Unfortunately, Gibbons’ proof of the theorem does not tell us exactly
how to construct the (`f`

, `⊙`

, `e`

), or `g`

for that matter. We know
it must exist, but not what it looks like. It also does not promise
that the homomorphism is going to be as asymptotically efficient as
any of the original folds. In particular, it would be nice if we
could take a fold implementing Kadane’s
algorithm
and mechanically derive the solution to MSSP shown above. Still, this
theorem can inspire us to look for a parallel implementation.
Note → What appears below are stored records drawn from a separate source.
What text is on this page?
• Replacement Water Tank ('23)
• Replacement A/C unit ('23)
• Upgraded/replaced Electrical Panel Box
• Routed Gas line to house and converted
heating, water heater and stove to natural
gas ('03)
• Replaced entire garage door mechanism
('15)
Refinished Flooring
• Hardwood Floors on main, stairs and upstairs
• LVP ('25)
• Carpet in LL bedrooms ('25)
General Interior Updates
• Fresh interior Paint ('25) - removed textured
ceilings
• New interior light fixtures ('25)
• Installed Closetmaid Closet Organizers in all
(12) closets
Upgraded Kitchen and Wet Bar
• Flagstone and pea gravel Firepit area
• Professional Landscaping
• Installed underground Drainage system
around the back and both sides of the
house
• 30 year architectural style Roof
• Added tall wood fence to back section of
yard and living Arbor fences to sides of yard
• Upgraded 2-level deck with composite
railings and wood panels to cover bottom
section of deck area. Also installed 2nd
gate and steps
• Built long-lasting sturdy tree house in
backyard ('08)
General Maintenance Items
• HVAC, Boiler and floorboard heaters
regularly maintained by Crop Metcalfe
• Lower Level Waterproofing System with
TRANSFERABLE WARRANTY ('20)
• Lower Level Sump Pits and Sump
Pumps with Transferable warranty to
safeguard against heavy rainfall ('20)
Indeed, the paper *Automatic Inversion Generates Divide-and-Conquer
Parallel Programs* attacks the problem of obtaining `g`

through a
program synthesis technique based on the user providing the leftwards
and rightwards definitions of `h`

. The technique is at least effective
enough to handle `mssp`

. but there is still no guarantee that a
correct `g`

can be found. It is however guaranteed that *if* it is
found, it is going to be efficient. Another synthesis-based approach
is discussed in *Decomposition-based Synthesis for Applying
Divide-and-Conquer-like Algorithmic Paradigms*, which is demonstrated
to work well for many (small) problems.

## References

*An Introduction to the Theory of Lists*(pdf), by Richard S. Bird (1987)*The Third Homomorphism Theorem*(pdf), by Jeremy Gibbons (1995)*Parallel Programming, List Homomorphisms and the Maximum Segment Sum Problem*(pdf), by Murray Cole (1993)*Automatic Inversion Generates Divide-and-Conquer Parallel Programs*(pdf), by Kazutaka Morita, Akimasa Morihata, Kiminori Matsuzaki, Zhenjiang Hu, and Masato Takeichi (2007)*Decomposition-based Synthesis for Applying Divide-and-Conquer-like Algorithmic Paradigms*(pdf), by Ruyi Ji, Yuwei Zhao, Yingfei Xiong, Di Wang, Lu Zhang, and Zhenjiang Hu.